Центром Гленнкилла была маленькая унылая площадь: четыре корявых деревца, скамейка, мраморная колонна с какой-то надписью и живая изгородь, в которой-то и могли спрятаться овцы. От изгороди отталкивались две тени: одна слегка размытая, другая четкая, обрезанная резким белым светом.

На правой стороне площади стоял островерхий дом в золотистой подсветке. На левой холодным неоном светилась вывеска продуктовой лавки.

За лавкой притаилась темнота.

И в этой темноте притаились три овцы.

Мапл, Отелло и Моппл Уэльский стояли в засаде. Моппл был обижен. Чтобы завлечь его, ему пообещали картошку, но Мапл и Отелло быстро протащили его мимо заветных дверей. Теперь он смотрел через окно в дом Бесс и видел, как она опустошает тарелку с сырыми овощами: кольраби, морковью, редиской и сельдереем, а на десерт — большое красное яблоко. Чтобы получше рассмотреть, Мопплу пришлось встать передними копытами на перевернутую под окном скамейку для цветов и вытянуть шею. От непривычного положения у него начала болеть спина. Нет, жизнь все-таки несправедлива.

С улицы доносились беспокойные звуки: гудели машины, лаяли собаки, смеялся какой-то мужчина. Двор ловил эти звуки, и они, как невидимые шарики, отскакивали от стены дома к каменной ограде, от ограды — к стенке гаража.

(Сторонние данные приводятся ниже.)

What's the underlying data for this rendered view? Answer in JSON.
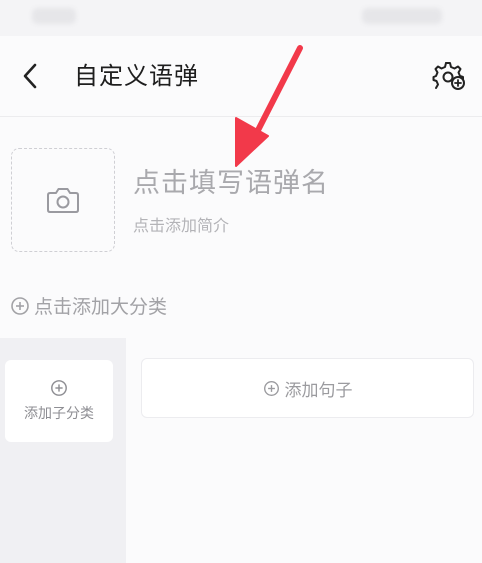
{
  "header": {
    "back_icon": "chevron-left-icon",
    "title": "自定义语弹",
    "settings_icon": "gear-plus-icon"
  },
  "cover": {
    "icon": "camera-icon"
  },
  "name_field": {
    "placeholder": "点击填写语弹名"
  },
  "intro_field": {
    "placeholder": "点击添加简介"
  },
  "category": {
    "add_label": "点击添加大分类",
    "icon": "plus-circle-icon"
  },
  "subcategory": {
    "add_label": "添加子分类",
    "icon": "plus-circle-icon"
  },
  "sentence": {
    "add_label": "添加句子",
    "icon": "plus-circle-icon"
  },
  "colors": {
    "annotation_arrow": "#f2394a",
    "placeholder_text": "#a9a9ad",
    "left_pane_bg": "#f0f0f3"
  }
}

Бесс поднялась. Она оставила недоеденной одну морковку, три редиски, стебель сельдерея и половину яблока. У Моппла затеплилась надежда. Но Бесс, взяв тарелку, вышла из комнаты и скоро вернулась с пустыми руками. Потом уселась в кресло и занялась бусами из деревянных шариков. Бесс перебирала пальцами бусины и что-то бормотала.

Когда наконец чьи-то шаги решительно проследовали мимо лавки, Бесс этого даже не заметила — так была погружена в свое занятие. Но овцы сразу поняли, чья это тень появилась во дворе. От нее все еще хорошо пахло, пахло землей, солнцем и здоровьем, хотя эти чудесные запахи немного портил сигаретный дым.

Моппл стал беспокойно коситься по сторонам в поисках пути отступления. Но все же никто не двинулся с места. Они все проверили заранее. Когда женщина в красном пройдет к дверям, они будут укрыты от ее глаз ветками дрока.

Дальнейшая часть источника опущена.